Effects of BI 10N on tumor growth in vivo. (A) Effects of BI 10N (15mpk) on the growth of human melanoma xenografts (mean and standard error of mean). Asterisks indicate significant tumor growth inhibition by BI 10N-treatment compared to untreated mice (P < 0.05, Bonferroni corrected). AZD6244 (37 mpk), an active agent against melanoma, is shown for comparison. Samples sizes are indicated in parentheses. (B) Representative sections from an untreated melanoma tumor tissue that was induced within the CRE-ERT2 B-RafL/+PtenL/L genetically engineered mouse model (GEMM). The left panel is stained with H&E, The center panel is stained with the biotin linked secondary antibody, while the right panel is stained both with antibodies against total ITK (red) and biotin linked secondary antibody then counterstained with hematoxylin.
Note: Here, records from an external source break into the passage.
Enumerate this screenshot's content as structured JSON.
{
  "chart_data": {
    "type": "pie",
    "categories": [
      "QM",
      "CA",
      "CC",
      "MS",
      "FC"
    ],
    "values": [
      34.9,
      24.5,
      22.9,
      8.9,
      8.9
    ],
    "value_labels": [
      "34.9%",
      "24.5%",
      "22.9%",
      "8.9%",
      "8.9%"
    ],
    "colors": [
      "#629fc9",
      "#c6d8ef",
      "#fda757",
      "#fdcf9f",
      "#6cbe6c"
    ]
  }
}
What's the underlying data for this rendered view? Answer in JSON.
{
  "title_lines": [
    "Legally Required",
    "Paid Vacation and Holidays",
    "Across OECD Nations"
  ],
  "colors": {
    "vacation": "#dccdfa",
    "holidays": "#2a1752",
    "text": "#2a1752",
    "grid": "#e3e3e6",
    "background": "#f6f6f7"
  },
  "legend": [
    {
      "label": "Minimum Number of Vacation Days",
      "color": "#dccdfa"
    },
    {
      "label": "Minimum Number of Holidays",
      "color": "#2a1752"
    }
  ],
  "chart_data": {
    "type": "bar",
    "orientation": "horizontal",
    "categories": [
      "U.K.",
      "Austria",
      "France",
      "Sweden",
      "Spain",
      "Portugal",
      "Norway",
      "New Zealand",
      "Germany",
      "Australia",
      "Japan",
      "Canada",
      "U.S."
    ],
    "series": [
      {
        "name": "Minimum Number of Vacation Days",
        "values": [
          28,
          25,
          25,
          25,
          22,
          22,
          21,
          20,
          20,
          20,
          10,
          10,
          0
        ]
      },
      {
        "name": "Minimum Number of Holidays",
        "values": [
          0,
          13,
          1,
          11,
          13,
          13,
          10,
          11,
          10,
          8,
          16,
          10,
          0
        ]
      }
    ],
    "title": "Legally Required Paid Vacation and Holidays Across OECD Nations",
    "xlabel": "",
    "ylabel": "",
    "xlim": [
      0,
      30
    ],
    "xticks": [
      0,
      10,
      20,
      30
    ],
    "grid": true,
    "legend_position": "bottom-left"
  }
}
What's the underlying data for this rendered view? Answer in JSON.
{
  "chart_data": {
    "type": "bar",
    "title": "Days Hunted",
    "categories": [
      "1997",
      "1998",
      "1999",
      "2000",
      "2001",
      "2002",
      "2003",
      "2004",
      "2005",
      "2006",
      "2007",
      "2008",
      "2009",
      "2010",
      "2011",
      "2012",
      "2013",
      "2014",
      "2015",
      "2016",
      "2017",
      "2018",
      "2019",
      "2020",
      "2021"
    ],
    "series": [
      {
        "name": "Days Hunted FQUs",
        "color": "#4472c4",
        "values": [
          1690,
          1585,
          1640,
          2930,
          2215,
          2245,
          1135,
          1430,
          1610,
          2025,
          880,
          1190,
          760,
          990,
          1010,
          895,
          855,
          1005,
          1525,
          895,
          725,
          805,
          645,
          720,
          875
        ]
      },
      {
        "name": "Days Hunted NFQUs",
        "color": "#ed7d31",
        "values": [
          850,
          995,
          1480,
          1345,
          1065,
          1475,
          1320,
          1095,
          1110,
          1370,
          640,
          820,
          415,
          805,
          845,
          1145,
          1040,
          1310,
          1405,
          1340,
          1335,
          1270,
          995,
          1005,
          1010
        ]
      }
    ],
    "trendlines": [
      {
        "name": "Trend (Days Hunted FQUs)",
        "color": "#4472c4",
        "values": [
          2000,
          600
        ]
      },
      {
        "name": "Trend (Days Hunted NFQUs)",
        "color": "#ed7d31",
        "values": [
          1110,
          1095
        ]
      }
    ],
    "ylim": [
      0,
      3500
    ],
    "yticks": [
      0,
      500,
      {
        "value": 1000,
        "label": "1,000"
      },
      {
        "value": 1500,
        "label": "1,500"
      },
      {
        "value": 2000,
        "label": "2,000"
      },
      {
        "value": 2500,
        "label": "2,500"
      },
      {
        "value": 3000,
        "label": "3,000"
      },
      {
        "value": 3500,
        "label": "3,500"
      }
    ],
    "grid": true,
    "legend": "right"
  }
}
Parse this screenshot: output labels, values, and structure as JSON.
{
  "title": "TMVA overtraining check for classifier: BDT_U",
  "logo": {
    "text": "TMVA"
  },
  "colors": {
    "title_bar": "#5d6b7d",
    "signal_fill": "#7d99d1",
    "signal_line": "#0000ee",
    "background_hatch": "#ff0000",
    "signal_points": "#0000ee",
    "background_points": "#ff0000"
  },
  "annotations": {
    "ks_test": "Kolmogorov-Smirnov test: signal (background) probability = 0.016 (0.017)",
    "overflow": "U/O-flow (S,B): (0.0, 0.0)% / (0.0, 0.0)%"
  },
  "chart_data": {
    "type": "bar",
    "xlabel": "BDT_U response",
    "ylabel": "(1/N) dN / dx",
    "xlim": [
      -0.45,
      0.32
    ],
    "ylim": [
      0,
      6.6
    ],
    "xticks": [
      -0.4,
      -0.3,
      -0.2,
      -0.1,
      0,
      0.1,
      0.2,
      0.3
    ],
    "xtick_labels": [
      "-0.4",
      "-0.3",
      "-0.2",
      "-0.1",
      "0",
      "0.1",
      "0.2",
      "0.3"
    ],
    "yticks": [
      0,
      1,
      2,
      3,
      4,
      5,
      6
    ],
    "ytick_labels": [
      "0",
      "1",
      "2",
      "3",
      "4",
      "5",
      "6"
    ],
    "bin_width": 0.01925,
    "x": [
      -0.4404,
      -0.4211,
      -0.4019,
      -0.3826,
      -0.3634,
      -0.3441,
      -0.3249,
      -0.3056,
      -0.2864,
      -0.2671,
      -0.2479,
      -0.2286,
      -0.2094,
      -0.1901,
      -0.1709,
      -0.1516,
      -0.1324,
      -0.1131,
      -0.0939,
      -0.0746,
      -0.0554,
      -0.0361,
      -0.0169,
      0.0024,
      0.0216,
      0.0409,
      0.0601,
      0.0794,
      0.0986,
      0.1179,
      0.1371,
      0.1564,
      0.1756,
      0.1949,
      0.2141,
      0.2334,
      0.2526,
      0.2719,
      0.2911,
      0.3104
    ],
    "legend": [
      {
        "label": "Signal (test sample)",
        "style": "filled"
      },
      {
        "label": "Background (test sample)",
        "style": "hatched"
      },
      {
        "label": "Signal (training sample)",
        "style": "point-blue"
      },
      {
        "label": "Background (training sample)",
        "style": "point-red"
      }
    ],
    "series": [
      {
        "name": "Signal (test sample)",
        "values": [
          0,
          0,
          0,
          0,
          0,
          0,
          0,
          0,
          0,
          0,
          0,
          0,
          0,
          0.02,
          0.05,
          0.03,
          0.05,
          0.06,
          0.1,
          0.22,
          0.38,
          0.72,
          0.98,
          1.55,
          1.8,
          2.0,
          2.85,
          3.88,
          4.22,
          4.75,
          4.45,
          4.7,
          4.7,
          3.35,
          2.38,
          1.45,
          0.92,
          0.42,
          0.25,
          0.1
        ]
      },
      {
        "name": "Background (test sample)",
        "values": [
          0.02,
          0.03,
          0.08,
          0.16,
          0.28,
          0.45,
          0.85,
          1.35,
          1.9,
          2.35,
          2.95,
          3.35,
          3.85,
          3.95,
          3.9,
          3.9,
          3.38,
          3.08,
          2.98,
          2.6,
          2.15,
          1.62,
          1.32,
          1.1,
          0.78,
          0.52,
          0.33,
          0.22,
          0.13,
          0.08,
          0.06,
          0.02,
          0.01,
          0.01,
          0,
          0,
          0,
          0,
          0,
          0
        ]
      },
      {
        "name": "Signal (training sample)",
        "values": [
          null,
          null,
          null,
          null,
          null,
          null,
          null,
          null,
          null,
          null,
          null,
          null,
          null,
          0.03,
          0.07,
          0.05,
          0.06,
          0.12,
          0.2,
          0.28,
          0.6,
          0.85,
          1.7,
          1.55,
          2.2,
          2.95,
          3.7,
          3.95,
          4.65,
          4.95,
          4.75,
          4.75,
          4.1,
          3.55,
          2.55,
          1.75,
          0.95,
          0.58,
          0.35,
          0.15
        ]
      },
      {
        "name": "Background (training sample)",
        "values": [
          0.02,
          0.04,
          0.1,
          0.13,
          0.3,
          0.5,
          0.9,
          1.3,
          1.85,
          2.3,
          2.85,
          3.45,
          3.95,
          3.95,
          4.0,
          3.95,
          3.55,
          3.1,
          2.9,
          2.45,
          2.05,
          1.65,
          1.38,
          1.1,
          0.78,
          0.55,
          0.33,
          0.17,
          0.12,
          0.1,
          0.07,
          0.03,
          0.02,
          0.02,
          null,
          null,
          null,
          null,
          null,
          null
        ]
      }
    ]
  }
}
The lower panels are magnified areas of each of these images. (C) Effect of BI 10N on tumor growth (mean and standard error of mean) in the PTEN/BRAF GEMM. Asterisks indicate significant tumor growth inhibition of BI 10N-treated compared to untreated mice (P < 0.05, Bonferonni corrected). The effects of AZD6244 and PLX4032 on tumor growth are also shown. The activity of PLX4032 shown in C is typical for the GEMM model. Samples sizes are indicated in parentheses. (D) Melanoma bearing mice survive longer when orally dosed with 15 milligrams/kilogram BI 10N. According to the protocol governing the use of mice, the animals have to be sacrificed when the tumors reach a specific size. Of the 9 BI 10N treated animals, 7 were culled due to a multiple masses developing at the end of therapy while the primaries were still responding or had not reached a terminal burden. 1 animal had a primary that achieved a complete response and was culled at 133 days due to age and IACUC time limits. 1 animal was culled due to a progressing primary with no secondary mass.